On the other hand, my wife is completely opposite of me. She can go a month or so without meat. So, not every person is the same, and assuming that every human being works the same is a big mistake made by modern medicine. For example, my brain chemistry is also different and I consume B12 much more than a typical human, so I need to use B-complex supplements more.
Notice that many of the plants high in some of these aren't that common, e.g. what percentage of people regularly eat pumpkin seeds or spirulina?
> So, not every person is the same, and assuming that every human being works the same is a big mistake made by modern medicine.
It's not that you need the same diet as every other person, it's that you have to eat the specific things you need, which a random selection of plants may or may not contain in the right amounts.
> For example, my brain chemistry is also different and I consume B12 much more than a typical human, so I need to use B-complex supplements more.
B12 in particular is a pain because it's only produced by bacteria (commonly found in soil) so the options are unwashed vegetables, meat from animals that eat unwashed vegetables, or supplements.
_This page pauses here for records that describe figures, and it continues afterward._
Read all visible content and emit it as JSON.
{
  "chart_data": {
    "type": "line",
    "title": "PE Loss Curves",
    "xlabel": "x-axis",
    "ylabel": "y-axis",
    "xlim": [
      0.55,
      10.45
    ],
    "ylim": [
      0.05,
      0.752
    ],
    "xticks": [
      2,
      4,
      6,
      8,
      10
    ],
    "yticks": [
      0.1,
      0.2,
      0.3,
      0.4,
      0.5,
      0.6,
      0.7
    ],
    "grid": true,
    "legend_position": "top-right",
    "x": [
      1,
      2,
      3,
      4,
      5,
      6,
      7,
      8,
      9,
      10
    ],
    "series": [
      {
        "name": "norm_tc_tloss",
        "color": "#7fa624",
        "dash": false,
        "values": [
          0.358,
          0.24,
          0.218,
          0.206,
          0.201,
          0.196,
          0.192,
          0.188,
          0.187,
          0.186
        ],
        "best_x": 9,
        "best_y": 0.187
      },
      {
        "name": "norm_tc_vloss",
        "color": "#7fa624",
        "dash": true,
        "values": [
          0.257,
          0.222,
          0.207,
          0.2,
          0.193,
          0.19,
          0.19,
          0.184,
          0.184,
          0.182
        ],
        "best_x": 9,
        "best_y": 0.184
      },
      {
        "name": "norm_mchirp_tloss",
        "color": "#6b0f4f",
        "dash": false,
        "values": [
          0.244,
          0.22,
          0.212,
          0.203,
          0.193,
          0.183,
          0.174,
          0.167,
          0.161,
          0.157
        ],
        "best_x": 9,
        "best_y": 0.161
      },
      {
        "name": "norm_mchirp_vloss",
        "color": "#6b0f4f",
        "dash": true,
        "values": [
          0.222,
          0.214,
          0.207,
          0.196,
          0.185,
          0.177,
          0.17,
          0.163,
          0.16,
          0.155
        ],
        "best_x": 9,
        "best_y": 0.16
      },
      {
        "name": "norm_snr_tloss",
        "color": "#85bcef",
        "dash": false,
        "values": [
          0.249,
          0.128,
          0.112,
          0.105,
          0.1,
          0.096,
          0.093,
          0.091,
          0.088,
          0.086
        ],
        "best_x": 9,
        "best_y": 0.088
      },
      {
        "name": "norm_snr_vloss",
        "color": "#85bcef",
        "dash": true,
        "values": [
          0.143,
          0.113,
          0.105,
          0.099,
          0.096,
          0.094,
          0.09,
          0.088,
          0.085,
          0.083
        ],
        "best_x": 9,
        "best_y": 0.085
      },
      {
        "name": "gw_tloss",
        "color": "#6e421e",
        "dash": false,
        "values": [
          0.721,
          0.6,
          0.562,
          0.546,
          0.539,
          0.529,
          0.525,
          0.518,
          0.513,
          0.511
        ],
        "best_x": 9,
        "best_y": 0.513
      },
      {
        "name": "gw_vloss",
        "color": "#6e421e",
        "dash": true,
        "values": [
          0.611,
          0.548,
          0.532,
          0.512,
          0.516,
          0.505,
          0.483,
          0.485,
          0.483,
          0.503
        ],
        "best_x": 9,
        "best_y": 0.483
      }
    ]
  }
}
And on top of that because of the way it's absorbed, a B12 pill either has to be taken multiple times a day several hours apart or has to be 100x as much to make up for the absorption rate falling off a cliff after a threshold amount which is below the RDA.
It’s hard to convince people not to eat food and take a plane when billionaires do whatever they like at 1000x the carbon footprint, when millions of people drive to work and when base load power is built on fossil fuels. To me eating protein and taking a plane seem benign.
If the plane doesn't use synthetic fuel that's a political problem that I can't realistically solve as an individual.
The methane from raising animals exists in an overall equilibrium. It isn't extractive and the total magnitude of the effects of that chemical system is comparatively minor.